Determination of 18F-fluoro-2-deoxy-D-glucose rate constants in the anesthetized baboon brain with dynamic positron tomography.

We have determined the rate constants (ki*) of 18F-fluorodeoxyglucose (FDG) in the unlesioned baboon brain, for use in positron emission tomography (PET) measurements of glucose utilization. In contrast to earlier reports, we used a radiosynthesis which guarantees production of FDG essentially uncontaminated by fluorodeoxymannose, and an improved determination of ki* by (1) direct measurement of the time-shift between bolus arrival in femoral arterial plasma and brain, (2) rapid initial PET frames, and (3) extended data acquisition (up to 180 min). Young adult baboons were studied under anesthesia with either phencyclidine or etomidate. The FDG time-activity curves obtained from temporal grey matter showed a consistent decline after about 80 min, indicating true product loss. Three-compartment modelling was performed for increasing fitting intervals (20-120 min) with both a 5-parameter (K1*-k4*, and vascular volume (Vo)) and a 4-parameter (K1*-k3*,Vo) model.

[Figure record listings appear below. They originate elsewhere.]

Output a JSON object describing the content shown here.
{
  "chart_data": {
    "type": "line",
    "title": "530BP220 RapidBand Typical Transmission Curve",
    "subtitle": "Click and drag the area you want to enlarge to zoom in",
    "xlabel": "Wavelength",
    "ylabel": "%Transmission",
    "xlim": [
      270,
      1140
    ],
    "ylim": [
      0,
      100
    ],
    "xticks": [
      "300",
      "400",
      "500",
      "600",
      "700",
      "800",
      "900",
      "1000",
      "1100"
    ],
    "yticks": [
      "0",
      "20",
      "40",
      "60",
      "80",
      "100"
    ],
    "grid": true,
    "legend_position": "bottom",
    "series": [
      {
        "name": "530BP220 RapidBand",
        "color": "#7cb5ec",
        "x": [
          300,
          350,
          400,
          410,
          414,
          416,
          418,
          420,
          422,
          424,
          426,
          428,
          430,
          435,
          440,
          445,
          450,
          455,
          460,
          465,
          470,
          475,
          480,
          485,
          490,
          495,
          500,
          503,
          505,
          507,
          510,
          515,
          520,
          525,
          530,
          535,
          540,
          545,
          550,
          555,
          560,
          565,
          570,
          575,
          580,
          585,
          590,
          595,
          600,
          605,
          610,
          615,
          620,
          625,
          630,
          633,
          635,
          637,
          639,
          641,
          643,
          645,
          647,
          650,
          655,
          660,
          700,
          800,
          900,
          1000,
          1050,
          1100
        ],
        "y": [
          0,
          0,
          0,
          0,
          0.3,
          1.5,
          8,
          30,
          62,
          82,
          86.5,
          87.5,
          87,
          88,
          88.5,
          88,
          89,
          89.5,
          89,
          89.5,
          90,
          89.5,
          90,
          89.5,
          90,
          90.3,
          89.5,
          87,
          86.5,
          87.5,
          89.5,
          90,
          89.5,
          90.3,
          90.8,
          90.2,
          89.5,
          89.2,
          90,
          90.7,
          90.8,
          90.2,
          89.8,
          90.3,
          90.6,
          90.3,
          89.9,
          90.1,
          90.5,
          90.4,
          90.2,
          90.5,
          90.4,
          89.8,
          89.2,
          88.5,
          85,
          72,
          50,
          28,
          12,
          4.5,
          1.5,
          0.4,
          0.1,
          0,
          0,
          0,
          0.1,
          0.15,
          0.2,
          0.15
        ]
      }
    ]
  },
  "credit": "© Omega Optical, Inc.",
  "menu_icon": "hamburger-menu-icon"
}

With the latter, both the calculated FDG net clearance ((K* = K1*.k3*/(k2* + k3*)) and the fitted kinetic constants were dependent on fitting interval, i.e., they showed sustained unstability. With the former, the constant k4*, which presumably represents dephosphorylation, was overestimated and unstable for short fitting times (presumably due to heterogeneous brain compartments in the sample tissue), but stabilized at approximately 0.01 min-1 for fitting times > or = 80 min; K1*-k3* and K* were also stable after this time. These findings were identical for both anesthetic regimen. Thus, in the anesthetized baboon, the FDG ki* values can be reliably determined based on an adequate PET acquisition paradigm and with a model that incorporates k4* and > or = 80 min time-activity data.